Double champion et invaincu, Ilia Topuria nourrit désormais une ambition hors normes. Pour Urijah Faber, le Géorgien possède un profil suffisamment rare pour envisager un objectif encore inédit dans l’histoire de l’organisation.
À mesure que les champions repoussent les frontières de leur catégorie, l’idée d’un sacre dans trois divisions différentes revient régulièrement dans les discussions. Un scénario longtemps jugé irréaliste, mais qui, selon plusieurs observateurs, commence à prendre une autre dimension avec Ilia Topuria.
Déjà sacré chez les featherweights avant de s’imposer au niveau supérieur, le champion affiche une confiance assumée et une vision à long terme. Un discours qui ne laisse pas indifférent un vétéran comme Faber, passé par plusieurs catégories au cours de sa carrière.
L’ancien champion estime que Topuria ne se distingue pas uniquement par ses résultats, mais par une combinaison plus rare : puissance transposable, discipline technique et mental de compétiteur. Des qualités qui, à ses yeux, ne se limitent pas à une seule division. D’après des éléments recueillis par MMA Déferlante, cette lecture est partagée en interne par plusieurs figures du milieu, qui voient en Topuria un cas à part dans le paysage actuel.

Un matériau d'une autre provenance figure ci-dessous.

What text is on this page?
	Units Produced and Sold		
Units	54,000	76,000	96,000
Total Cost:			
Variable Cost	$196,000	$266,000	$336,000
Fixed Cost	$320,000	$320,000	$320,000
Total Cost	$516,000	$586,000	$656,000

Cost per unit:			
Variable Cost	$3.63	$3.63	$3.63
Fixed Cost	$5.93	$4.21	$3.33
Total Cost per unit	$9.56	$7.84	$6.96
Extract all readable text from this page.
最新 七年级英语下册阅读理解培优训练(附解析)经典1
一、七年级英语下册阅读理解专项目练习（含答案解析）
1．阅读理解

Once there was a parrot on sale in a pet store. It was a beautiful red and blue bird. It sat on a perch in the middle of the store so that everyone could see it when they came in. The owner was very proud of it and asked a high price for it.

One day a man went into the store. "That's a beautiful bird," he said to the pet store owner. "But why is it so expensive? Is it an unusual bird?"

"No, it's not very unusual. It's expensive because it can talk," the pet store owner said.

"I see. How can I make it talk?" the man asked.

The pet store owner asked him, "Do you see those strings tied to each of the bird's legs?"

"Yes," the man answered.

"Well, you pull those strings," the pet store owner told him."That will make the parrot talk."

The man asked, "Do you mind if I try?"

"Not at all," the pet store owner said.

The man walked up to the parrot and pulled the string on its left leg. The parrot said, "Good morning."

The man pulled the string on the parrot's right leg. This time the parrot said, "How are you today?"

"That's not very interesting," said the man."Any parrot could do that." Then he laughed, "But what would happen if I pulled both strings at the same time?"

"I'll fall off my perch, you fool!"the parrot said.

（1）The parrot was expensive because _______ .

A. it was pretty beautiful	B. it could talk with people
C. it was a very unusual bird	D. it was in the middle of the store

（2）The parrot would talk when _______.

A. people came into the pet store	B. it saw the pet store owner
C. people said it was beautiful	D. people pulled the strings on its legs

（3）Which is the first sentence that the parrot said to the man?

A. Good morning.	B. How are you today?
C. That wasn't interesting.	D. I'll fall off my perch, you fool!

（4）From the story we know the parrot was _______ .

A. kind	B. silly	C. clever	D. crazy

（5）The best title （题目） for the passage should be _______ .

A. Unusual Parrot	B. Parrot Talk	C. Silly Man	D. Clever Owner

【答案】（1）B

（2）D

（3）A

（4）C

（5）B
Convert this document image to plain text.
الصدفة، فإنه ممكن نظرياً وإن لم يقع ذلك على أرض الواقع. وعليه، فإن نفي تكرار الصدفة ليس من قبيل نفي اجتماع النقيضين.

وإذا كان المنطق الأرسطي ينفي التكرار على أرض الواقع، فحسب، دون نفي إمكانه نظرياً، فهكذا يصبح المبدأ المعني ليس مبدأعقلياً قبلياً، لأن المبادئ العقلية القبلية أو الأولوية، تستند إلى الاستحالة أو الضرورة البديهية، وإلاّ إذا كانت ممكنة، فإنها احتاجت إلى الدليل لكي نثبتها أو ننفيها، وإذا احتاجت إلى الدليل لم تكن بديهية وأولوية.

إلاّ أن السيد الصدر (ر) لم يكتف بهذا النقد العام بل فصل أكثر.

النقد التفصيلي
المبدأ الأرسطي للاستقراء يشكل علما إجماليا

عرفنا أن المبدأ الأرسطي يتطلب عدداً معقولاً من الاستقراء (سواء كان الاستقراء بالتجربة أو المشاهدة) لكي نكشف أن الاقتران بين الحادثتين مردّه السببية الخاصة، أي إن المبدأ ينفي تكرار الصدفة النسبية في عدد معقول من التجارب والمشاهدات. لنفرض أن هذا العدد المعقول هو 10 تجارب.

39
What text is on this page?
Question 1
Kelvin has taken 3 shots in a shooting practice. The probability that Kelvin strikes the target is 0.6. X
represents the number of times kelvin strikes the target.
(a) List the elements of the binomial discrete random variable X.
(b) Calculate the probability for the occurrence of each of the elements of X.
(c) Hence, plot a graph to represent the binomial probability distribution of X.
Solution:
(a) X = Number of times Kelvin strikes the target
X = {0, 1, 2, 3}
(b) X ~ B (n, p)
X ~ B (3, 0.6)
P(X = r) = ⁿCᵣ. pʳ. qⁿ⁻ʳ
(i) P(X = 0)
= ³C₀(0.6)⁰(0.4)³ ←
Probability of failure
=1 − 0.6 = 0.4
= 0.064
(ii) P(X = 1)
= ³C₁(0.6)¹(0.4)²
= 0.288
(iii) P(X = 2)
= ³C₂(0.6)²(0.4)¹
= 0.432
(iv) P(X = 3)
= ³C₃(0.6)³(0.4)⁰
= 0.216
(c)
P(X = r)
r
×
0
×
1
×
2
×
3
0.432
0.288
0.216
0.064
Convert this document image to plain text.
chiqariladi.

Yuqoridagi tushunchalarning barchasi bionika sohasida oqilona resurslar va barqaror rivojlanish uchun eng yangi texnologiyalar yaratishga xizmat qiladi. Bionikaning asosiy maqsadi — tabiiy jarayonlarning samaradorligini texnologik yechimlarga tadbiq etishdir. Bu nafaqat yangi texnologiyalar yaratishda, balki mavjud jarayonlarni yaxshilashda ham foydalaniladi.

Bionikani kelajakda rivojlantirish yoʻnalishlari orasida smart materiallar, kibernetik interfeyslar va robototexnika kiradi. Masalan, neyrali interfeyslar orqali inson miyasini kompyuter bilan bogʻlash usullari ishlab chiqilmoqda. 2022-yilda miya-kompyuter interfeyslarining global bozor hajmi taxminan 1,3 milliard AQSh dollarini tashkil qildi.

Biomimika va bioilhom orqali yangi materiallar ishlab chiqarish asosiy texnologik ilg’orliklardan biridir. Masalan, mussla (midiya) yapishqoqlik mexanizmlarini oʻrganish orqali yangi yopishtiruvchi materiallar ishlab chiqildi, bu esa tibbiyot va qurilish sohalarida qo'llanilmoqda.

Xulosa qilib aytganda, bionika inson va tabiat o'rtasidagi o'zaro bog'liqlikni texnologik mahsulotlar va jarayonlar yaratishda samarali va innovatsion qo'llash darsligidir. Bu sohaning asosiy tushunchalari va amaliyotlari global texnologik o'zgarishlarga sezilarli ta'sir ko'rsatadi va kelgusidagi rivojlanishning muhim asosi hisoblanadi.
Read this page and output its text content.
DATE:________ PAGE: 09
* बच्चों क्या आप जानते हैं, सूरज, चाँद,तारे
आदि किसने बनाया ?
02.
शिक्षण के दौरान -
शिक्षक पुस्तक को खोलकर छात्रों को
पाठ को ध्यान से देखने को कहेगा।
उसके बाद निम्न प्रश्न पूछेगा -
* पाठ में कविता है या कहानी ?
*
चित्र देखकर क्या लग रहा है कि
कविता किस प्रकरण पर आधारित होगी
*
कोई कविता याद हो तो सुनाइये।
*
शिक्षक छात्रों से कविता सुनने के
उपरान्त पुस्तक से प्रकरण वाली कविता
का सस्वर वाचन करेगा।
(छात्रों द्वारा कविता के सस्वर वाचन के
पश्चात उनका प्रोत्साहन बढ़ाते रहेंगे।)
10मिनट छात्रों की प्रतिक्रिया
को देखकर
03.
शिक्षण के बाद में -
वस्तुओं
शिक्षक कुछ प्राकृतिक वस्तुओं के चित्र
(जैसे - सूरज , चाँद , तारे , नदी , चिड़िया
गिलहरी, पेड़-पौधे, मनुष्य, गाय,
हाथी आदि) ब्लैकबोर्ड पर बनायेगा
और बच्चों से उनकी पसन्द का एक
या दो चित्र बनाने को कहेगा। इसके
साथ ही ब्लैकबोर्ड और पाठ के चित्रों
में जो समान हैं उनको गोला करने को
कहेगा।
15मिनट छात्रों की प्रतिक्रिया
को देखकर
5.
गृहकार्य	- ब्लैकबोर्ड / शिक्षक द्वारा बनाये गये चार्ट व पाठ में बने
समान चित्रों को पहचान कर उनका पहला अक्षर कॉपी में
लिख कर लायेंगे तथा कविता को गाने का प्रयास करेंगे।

Un défi extrême encore jamais validé
Pour Urijah Faber, changer de catégorie ne se résume jamais à une question de gabarit. Monter ou descendre implique une adaptation complète : rythme, gestion des échanges, résistance aux impacts et lecture tactique. Sur ce point, l’ancien champion estime que Topuria coche toutes les cases.
Invaincu en carrière, le Géorgien a déjà marqué l’histoire récente de l’Ultimate Fighting Championship en devenant champion dans deux divisions. La suite logique, pour certains, serait une montée chez les welters. Une catégorie dominée aujourd’hui par Islam Makhachev, et où le niveau physique atteint un autre palier.
Aucun combattant n’a encore réussi à décrocher trois titres dans trois catégories distinctes à l’UFC. Un cap symbolique qui représenterait un exploit absolu. La question reste désormais ouverte : l’organisation acceptera-t-elle de pousser l’histoire jusque-là ? Une chose est sûre, Ilia Topuria n’a jamais caché son désir d’écrire une page que personne n’a encore signée.